Terminology and phrasing limiting you to go to work for ANY competitor within a 100 mile radius of any existing office, or limiting you from contacting any clients or prospective clients (prospective clients, well, that’s pretty much ANYONE), all while applying to not only to the company you are looking to join, but it all carries over in the event of an acquisition, which would further limit your geography, especially if acquired by a big civil engineering consulting firm with offices throughout the United States. Oh, and by the way, there is nothing indicating that you would be protected from any of this even in the event that you are laid off, your office shuts down, or if you were given the ultimatum to relocate. Sounds a little one sided, right? If left un-negotiated, you would have to switch careers altogether should you separate from the firm.
Putting into effect a non-compete for company executives or partners makes sense. After all, if they don’t have an ownership stake, they do at least have access to company financials and the intellectual property that has brought the company much success. They will also have access to clients that they might not have otherwise with other companies. I am personally not convinced that Non-Compete Agreements are necessary for Project Managers and others who do not have an executive role or who do not have “skin in the game,” but this is a trending policy in the civil engineering consulting industry.
Whatever the case may be, more often than not there are some areas that you should consider negotiating before accepting “as is” if you are not fully comfortable (please keep in mind I am not an attorney nor do I pretend to be – only in my own home when negotiating with my wife and kids):
-> If you are a company executive or partner, you may want negotiate some sort of severance package to help protect you and your family should you separate from the company as it will buy time for you to secure a new position within the other constraints of the agreement.
->If your non-compete contains geographic restrictions, make sure you would still have the ability to work for a “client” or client side company. In other words, make sure it is limited solely to competitors, not clients.
->Make sure that the agreement applies only to the company you are working for at the commencement of your employment, not any future acquisitions.
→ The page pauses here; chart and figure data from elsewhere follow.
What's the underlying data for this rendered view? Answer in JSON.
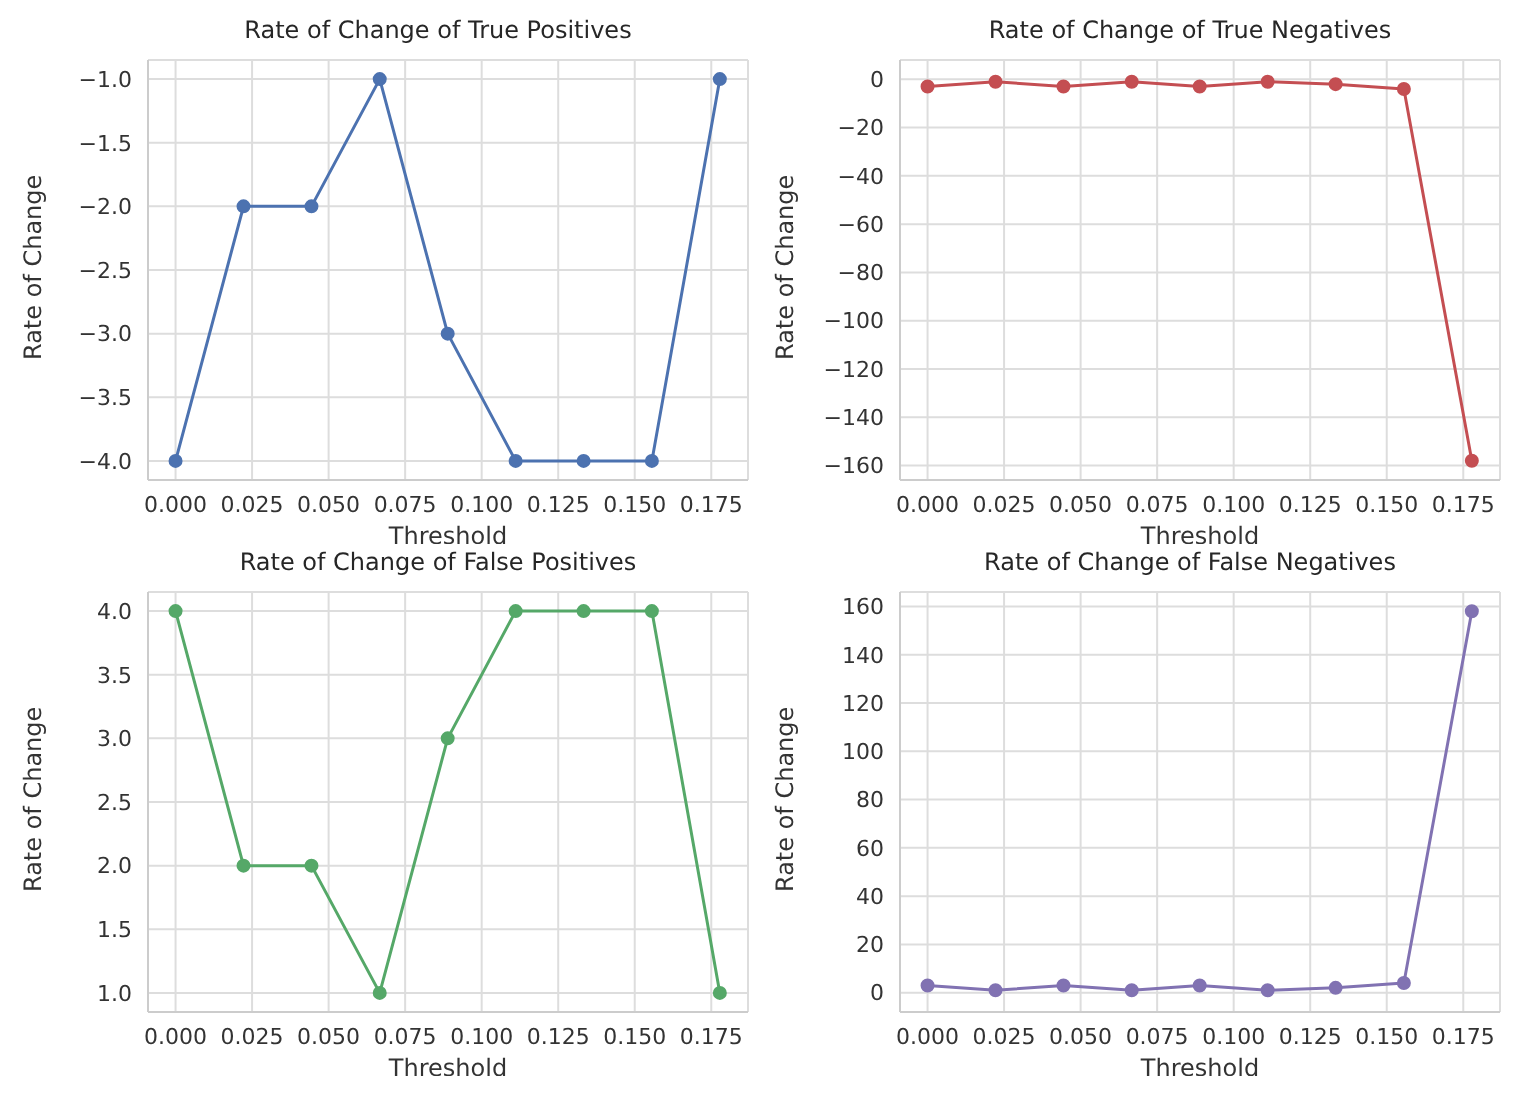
{
  "chart_data": [
    {
      "type": "line",
      "title": "Rate of Change of True Positives",
      "xlabel": "Threshold",
      "ylabel": "Rate of Change",
      "x": [
        0,
        0.0222,
        0.0444,
        0.0667,
        0.0889,
        0.1111,
        0.1333,
        0.1556,
        0.1778
      ],
      "series": [
        {
          "color": "#4c72b0",
          "values": [
            -4,
            -2,
            -2,
            -1,
            -3,
            -4,
            -4,
            -4,
            -1
          ]
        }
      ],
      "xlim": [
        -0.009,
        0.187
      ],
      "xticks": [
        {
          "value": 0,
          "label": "0.000"
        },
        {
          "value": 0.025,
          "label": "0.025"
        },
        {
          "value": 0.05,
          "label": "0.050"
        },
        {
          "value": 0.075,
          "label": "0.075"
        },
        {
          "value": 0.1,
          "label": "0.100"
        },
        {
          "value": 0.125,
          "label": "0.125"
        },
        {
          "value": 0.15,
          "label": "0.150"
        },
        {
          "value": 0.175,
          "label": "0.175"
        }
      ],
      "ylim": [
        -4.15,
        -0.85
      ],
      "yticks": [
        {
          "value": -4,
          "label": "−4.0"
        },
        {
          "value": -3.5,
          "label": "−3.5"
        },
        {
          "value": -3,
          "label": "−3.0"
        },
        {
          "value": -2.5,
          "label": "−2.5"
        },
        {
          "value": -2,
          "label": "−2.0"
        },
        {
          "value": -1.5,
          "label": "−1.5"
        },
        {
          "value": -1,
          "label": "−1.0"
        }
      ],
      "grid": true,
      "marker": "circle"
    },
    {
      "type": "line",
      "title": "Rate of Change of True Negatives",
      "xlabel": "Threshold",
      "ylabel": "Rate of Change",
      "x": [
        0,
        0.0222,
        0.0444,
        0.0667,
        0.0889,
        0.1111,
        0.1333,
        0.1556,
        0.1778
      ],
      "series": [
        {
          "color": "#c44e52",
          "values": [
            -3,
            -1,
            -3,
            -1,
            -3,
            -1,
            -2,
            -4,
            -158
          ]
        }
      ],
      "xlim": [
        -0.009,
        0.187
      ],
      "xticks": [
        {
          "value": 0,
          "label": "0.000"
        },
        {
          "value": 0.025,
          "label": "0.025"
        },
        {
          "value": 0.05,
          "label": "0.050"
        },
        {
          "value": 0.075,
          "label": "0.075"
        },
        {
          "value": 0.1,
          "label": "0.100"
        },
        {
          "value": 0.125,
          "label": "0.125"
        },
        {
          "value": 0.15,
          "label": "0.150"
        },
        {
          "value": 0.175,
          "label": "0.175"
        }
      ],
      "ylim": [
        -166,
        8
      ],
      "yticks": [
        {
          "value": -160,
          "label": "−160"
        },
        {
          "value": -140,
          "label": "−140"
        },
        {
          "value": -120,
          "label": "−120"
        },
        {
          "value": -100,
          "label": "−100"
        },
        {
          "value": -80,
          "label": "−80"
        },
        {
          "value": -60,
          "label": "−60"
        },
        {
          "value": -40,
          "label": "−40"
        },
        {
          "value": -20,
          "label": "−20"
        },
        0
      ],
      "grid": true,
      "marker": "circle"
    },
    {
      "type": "line",
      "title": "Rate of Change of False Positives",
      "xlabel": "Threshold",
      "ylabel": "Rate of Change",
      "x": [
        0,
        0.0222,
        0.0444,
        0.0667,
        0.0889,
        0.1111,
        0.1333,
        0.1556,
        0.1778
      ],
      "series": [
        {
          "color": "#55a868",
          "values": [
            4,
            2,
            2,
            1,
            3,
            4,
            4,
            4,
            1
          ]
        }
      ],
      "xlim": [
        -0.009,
        0.187
      ],
      "xticks": [
        {
          "value": 0,
          "label": "0.000"
        },
        {
          "value": 0.025,
          "label": "0.025"
        },
        {
          "value": 0.05,
          "label": "0.050"
        },
        {
          "value": 0.075,
          "label": "0.075"
        },
        {
          "value": 0.1,
          "label": "0.100"
        },
        {
          "value": 0.125,
          "label": "0.125"
        },
        {
          "value": 0.15,
          "label": "0.150"
        },
        {
          "value": 0.175,
          "label": "0.175"
        }
      ],
      "ylim": [
        0.85,
        4.15
      ],
      "yticks": [
        {
          "value": 1,
          "label": "1.0"
        },
        {
          "value": 1.5,
          "label": "1.5"
        },
        {
          "value": 2,
          "label": "2.0"
        },
        {
          "value": 2.5,
          "label": "2.5"
        },
        {
          "value": 3,
          "label": "3.0"
        },
        {
          "value": 3.5,
          "label": "3.5"
        },
        {
          "value": 4,
          "label": "4.0"
        }
      ],
      "grid": true,
      "marker": "circle"
    },
    {
      "type": "line",
      "title": "Rate of Change of False Negatives",
      "xlabel": "Threshold",
      "ylabel": "Rate of Change",
      "x": [
        0,
        0.0222,
        0.0444,
        0.0667,
        0.0889,
        0.1111,
        0.1333,
        0.1556,
        0.1778
      ],
      "series": [
        {
          "color": "#8172b2",
          "values": [
            3,
            1,
            3,
            1,
            3,
            1,
            2,
            4,
            158
          ]
        }
      ],
      "xlim": [
        -0.009,
        0.187
      ],
      "xticks": [
        {
          "value": 0,
          "label": "0.000"
        },
        {
          "value": 0.025,
          "label": "0.025"
        },
        {
          "value": 0.05,
          "label": "0.050"
        },
        {
          "value": 0.075,
          "label": "0.075"
        },
        {
          "value": 0.1,
          "label": "0.100"
        },
        {
          "value": 0.125,
          "label": "0.125"
        },
        {
          "value": 0.15,
          "label": "0.150"
        },
        {
          "value": 0.175,
          "label": "0.175"
        }
      ],
      "ylim": [
        -8,
        166
      ],
      "yticks": [
        0,
        20,
        40,
        60,
        80,
        100,
        120,
        140,
        160
      ],
      "grid": true,
      "marker": "circle"
    }
  ]
}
For example – if your employer has 5 or 6 offices, but then is acquired by a national consulting civil engineering firm with offices in every major city across the United States, your options become extremely limited should you not negotiate this ahead of time.
->The non-solicitation of clients is an understandable clause – but if the agreement includes not only existing clients, but potential clients, then again you are limiting your options should you separate as pretty much everyone is a potential client. Try negotiating to only existing clients or those potential clients that have been proposed to over the past 12, 18, or 24 month period.
->Make sure that the non-compete portion of the agreement is null and void in the event of a lay off, a closing of the office, or an ultimatum to relocate with the company.
I am not an attorney, and neither are you.
No matter how dire your current work situation is, you should always go through a non-compete/non-soliticitation/non-disclosure agreement with a fine tooth comb, or even better, shell out some cash to have an attorney review the document – your wallet may become a little light, but that decision could easily save you thousands of dollars in the end… and much stress as well. You may even find that your non-compete agreement will not hold up in a court of law in your state.
Every agreement is different, and these are just a few thoughts based upon my experience in placing civil engineering professionals with consulting engineering firms. Any further advice you can give to the civil engineering community on this topic would be greatly appreciated!